The International Public Sector Accounting Standards Board (IPSASB) has issued Sustainability Reporting Standard (SRS) 1 – Climate-related Disclosures, marking a major shift in how public institutions will be expected to report. This is not only on how public funds are spent but also on how climate-related risks and opportunities affect the value they create for society, the economy and the environment.
Speaking during the launch of the 2026 Financial Reporting (FiRe) Awards in Nairobi on Thursday, the Public Sector Accounting Standards Board-Kenya, chief executive Georgina Muchai, said the global reporting landscape is evolving rapidly. This, as governments come under increasing pressure to provide greater transparency beyond traditional financial statements.
"Across the world, citizens are increasingly demanding greater transparency not only on how public money is spent but also on how governments create sustainable economic, social and environmental value.

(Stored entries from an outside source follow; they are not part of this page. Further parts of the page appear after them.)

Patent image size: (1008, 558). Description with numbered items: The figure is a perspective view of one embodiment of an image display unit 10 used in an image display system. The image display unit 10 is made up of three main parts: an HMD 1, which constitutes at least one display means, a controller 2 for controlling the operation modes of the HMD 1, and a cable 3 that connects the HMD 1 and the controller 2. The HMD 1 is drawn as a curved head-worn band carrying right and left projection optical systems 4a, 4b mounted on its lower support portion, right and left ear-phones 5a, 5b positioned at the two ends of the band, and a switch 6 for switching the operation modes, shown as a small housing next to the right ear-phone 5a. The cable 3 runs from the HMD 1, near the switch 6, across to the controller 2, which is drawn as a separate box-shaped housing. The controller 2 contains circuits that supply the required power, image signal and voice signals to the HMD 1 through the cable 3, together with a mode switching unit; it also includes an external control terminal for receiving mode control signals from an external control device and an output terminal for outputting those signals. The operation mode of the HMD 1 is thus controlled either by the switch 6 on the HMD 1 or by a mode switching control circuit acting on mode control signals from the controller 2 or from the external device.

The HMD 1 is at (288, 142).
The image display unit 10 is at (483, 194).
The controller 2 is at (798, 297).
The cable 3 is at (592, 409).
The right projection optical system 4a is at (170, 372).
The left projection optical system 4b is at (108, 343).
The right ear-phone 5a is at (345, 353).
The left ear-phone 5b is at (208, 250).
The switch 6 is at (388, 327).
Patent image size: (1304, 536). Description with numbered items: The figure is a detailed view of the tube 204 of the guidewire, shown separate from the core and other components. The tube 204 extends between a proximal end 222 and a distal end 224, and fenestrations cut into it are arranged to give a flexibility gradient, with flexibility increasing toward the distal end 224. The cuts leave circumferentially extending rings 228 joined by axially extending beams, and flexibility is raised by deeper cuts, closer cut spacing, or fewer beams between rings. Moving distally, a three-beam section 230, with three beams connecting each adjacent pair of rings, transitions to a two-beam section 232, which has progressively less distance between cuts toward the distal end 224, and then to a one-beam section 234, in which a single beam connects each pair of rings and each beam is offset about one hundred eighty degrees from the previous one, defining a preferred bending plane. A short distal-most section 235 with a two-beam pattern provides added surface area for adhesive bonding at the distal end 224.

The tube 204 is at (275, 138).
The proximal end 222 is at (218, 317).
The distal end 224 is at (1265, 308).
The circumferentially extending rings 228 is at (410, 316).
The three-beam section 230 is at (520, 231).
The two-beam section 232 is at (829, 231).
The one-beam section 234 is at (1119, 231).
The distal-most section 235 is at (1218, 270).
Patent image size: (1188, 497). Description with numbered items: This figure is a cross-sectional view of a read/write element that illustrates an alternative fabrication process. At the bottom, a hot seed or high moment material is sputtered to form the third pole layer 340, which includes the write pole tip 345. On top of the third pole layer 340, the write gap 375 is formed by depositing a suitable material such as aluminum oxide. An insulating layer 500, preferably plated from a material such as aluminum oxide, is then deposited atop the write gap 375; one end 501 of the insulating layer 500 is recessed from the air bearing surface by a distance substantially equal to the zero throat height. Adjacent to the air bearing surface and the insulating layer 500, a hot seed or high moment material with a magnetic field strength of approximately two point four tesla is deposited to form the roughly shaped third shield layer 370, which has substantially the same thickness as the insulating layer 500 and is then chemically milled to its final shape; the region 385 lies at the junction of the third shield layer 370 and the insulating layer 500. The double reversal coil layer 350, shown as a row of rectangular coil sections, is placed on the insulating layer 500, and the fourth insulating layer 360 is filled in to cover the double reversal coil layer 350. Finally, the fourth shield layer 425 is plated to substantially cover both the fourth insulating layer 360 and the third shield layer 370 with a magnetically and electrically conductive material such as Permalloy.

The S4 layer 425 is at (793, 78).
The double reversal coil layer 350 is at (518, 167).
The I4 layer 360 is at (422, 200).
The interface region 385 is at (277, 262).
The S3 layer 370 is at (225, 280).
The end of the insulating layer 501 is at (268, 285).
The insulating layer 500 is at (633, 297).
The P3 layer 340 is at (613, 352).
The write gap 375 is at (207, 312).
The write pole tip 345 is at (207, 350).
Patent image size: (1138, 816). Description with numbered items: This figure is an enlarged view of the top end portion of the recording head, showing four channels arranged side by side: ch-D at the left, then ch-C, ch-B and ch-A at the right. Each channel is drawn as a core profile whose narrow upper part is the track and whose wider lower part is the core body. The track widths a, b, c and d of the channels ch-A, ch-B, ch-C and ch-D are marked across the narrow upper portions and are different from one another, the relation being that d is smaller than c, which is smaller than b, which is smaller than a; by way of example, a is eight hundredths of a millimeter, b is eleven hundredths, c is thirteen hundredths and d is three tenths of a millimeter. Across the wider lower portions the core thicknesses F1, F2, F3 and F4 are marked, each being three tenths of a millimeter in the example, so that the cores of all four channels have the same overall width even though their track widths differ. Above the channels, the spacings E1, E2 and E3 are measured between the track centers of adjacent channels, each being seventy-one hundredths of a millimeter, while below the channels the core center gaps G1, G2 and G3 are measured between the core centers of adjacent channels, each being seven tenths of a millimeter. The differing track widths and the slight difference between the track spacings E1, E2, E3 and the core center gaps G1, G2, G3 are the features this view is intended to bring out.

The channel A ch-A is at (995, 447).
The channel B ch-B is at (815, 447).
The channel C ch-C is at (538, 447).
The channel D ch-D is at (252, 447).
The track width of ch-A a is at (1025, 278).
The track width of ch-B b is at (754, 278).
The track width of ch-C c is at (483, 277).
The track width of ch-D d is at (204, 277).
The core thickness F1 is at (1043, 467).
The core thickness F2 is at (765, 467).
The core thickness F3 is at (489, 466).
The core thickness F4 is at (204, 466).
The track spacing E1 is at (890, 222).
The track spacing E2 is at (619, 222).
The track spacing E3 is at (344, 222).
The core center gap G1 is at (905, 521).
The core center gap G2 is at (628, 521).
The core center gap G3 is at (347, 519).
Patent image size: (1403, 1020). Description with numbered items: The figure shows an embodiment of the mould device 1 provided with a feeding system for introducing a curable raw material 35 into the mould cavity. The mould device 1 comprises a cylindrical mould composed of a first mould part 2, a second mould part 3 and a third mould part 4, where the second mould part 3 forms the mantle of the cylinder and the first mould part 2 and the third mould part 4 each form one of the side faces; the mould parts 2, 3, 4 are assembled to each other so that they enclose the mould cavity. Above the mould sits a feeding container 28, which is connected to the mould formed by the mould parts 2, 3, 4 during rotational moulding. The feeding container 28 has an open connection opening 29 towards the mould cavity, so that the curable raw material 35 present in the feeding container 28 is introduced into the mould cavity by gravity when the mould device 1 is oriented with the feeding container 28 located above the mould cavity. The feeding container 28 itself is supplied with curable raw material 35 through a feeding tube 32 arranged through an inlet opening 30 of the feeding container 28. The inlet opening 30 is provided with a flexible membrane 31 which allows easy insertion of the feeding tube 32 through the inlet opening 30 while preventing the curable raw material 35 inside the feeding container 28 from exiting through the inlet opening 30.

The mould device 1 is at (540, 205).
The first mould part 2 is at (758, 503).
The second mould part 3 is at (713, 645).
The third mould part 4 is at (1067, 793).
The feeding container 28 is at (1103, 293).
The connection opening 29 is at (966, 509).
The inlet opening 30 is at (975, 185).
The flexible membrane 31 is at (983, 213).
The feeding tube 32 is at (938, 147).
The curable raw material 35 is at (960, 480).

Sustainability reporting is therefore emerging as the next frontier of public sector accountability," Muchai said.
The development signals that climate reporting is becoming an integral part of public financial management, with ministries, counties and state agencies expected to begin preparing for the new requirements well before the implementation date. "Organisations that embrace high-quality reporting are better positioned to attract investment, improve access to finance, strengthen stakeholder confidence and create sustainable value," said FiRe Award Exco chair and the Institute of Certified Public Accountants of Kenya (ICPAK) CEO, Grace Kamau.